New York City Mayor Eric Adams rolled out a new program to give vulnerable kids a better shot at entering the city’s workforce.
On Tuesday, Adams revealed the new program, operated by the city Administration for Children’s Services and the City University of New York with funding assistance from the W.K. Kellogg Foundation, will provide free vocational training in five different fields of work for youth between the ages of 16 and 24 who grew up in foster care.
“We’ve failed foster care children for far too long,” Adams said.
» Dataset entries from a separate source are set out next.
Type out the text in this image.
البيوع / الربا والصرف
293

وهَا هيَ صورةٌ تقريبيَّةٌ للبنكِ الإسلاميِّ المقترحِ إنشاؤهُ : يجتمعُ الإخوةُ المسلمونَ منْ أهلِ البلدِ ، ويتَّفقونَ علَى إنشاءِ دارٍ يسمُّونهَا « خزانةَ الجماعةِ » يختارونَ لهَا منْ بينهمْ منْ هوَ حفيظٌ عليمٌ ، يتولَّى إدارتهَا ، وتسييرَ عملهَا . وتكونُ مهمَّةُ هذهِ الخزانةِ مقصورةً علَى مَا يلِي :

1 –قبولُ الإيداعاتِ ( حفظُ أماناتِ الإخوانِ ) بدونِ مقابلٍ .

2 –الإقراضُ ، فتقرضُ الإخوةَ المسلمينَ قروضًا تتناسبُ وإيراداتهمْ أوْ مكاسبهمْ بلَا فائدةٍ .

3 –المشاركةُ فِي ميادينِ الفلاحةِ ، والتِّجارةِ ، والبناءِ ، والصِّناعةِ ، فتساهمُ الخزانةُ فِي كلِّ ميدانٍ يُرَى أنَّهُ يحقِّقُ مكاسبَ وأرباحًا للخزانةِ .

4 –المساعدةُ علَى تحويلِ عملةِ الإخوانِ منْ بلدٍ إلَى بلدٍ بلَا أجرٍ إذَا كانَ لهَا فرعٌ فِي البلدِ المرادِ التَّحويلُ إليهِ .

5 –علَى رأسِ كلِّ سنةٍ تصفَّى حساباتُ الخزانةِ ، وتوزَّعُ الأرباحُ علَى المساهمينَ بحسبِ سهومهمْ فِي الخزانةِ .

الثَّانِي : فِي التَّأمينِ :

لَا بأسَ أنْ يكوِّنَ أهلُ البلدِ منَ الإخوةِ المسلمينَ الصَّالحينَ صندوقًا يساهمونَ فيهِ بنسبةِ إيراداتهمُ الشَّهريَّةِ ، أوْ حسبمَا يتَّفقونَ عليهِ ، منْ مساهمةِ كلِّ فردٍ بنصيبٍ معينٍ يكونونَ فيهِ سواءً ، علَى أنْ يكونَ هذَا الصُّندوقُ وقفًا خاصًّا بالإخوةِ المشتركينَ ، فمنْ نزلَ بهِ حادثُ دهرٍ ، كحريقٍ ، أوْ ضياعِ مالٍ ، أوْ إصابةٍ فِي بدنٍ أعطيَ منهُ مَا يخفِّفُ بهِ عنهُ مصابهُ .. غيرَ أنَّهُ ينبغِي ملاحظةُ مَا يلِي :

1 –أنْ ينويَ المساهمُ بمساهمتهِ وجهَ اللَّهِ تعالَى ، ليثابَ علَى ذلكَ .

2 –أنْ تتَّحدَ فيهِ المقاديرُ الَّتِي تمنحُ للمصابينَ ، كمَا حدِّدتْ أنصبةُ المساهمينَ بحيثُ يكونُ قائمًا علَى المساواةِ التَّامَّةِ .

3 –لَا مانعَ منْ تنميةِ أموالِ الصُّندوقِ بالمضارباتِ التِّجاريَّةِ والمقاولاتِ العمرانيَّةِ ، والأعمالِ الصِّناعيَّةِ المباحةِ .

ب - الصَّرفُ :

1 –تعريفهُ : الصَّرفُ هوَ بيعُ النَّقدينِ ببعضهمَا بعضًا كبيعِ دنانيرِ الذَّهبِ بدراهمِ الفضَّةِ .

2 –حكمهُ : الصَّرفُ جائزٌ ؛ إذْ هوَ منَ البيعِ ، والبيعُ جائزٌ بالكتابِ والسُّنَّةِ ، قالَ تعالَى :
“They are more likely to be unemployed, more likely to be a victim of a crime, or dealing with criminal behavior, more likely to deal with mental health issues, so we just ignored this population. It fed the problems we have in this city,” Adams added.
Sources said the V-CRED program would offer career prep in information technology, electrical work, certified nursing, pharmacy technology, and building trades.
According to reports, the classes will open the door for apprentices to work as pharmacy technicians, EMTs, and electrician assistants, among other posts.
ACS Commissioner Jess Dannhauser revealed the Kellogg Foundation is kicking in $200,000 per year to the initiative for starters.
Moreover, Adams explained that he decided to launch the program since educational disparities among foster care kids have long been a problem for the city.
Adams added that only about 20% of kids leave the foster care system with a high school diploma, while less than 3% graduate from college.
He said V-CRED would launch a two-year pilot program, with 45 youth expected to receive training per year.